“There are no dates yet for the negotiation mission to return to Budapest,” the IMF’s representative in Hungary, Iryna Ivaschenko, told Reuters news agency.
“As we stated before, we believe that the focus of fiscal adjustment should be on achieving a more balanced consolidation, shifting away from ad hoc tax measures,” Ivaschenko said.
She added that this would help reduce the budget deficit in a sustainable manner and, when combined with structural reforms, generate higher growth. “Several of the measures announced last week are not aligned with these objectives,” Ivaschenko said.
Mihaly Varga, the government’s chief negotiator in talks, said on Friday that an agreement with the IMF was possible, but on grounds that Washington and Brussels accept the government had “its own concept, its own programme.”
Varga dismissed press reports earlier in the day that talks with international lenders had broken down.
The Fiscal Council’s head Arpad Kovacs said earlier in the week that Hungary must strike a deal with the IMF/EU to manage public debt. Potential savings on the cost of financing with an IMF loan were in the hundreds of billions of forints, he said.

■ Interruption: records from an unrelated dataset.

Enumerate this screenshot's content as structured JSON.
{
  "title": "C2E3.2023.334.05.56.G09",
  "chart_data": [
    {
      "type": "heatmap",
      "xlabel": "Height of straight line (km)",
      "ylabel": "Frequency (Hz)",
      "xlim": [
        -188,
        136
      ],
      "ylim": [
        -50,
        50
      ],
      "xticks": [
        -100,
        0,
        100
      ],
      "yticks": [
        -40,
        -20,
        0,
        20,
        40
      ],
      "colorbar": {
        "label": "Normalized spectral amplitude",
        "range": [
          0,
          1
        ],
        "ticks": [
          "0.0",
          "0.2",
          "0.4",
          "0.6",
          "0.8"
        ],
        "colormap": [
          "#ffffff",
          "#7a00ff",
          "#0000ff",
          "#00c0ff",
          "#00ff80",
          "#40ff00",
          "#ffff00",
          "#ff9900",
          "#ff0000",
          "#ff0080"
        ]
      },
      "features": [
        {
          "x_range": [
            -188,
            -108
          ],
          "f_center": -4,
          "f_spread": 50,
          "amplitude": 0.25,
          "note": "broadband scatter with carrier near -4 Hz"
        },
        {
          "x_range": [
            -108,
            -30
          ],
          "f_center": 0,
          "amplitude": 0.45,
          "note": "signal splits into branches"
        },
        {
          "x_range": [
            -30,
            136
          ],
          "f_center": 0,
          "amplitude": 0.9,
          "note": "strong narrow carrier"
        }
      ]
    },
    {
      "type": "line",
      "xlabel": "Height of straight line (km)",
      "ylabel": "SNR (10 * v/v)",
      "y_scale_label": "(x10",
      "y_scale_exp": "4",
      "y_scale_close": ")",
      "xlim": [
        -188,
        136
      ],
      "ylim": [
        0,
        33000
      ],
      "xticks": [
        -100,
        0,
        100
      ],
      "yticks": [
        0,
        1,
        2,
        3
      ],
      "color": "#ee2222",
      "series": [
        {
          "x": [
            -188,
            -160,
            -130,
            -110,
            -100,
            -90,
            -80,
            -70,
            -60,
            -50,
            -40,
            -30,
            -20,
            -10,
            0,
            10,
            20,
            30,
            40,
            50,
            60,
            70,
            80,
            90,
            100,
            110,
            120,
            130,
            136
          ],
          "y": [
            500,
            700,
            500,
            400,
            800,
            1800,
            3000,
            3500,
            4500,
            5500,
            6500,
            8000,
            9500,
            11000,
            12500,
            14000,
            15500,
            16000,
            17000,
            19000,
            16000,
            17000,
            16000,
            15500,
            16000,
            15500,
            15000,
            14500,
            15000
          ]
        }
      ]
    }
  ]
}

London-based analysts said though the IMF did not like the Hungarian government’s recent measures, especially the extension of the bank tax and the doubling of a financial transactions tax next year, a deal was still likely in the first quarter of 2013.
The economy minister announced fiscal adjustments worth over 700 billion forints (EUR 2.5bn) this month in order to keep to agreed deficit targets, which critics say could stifle growth.
Hungary is seeking a 15-billion-euro precautionary credit line from the IMF.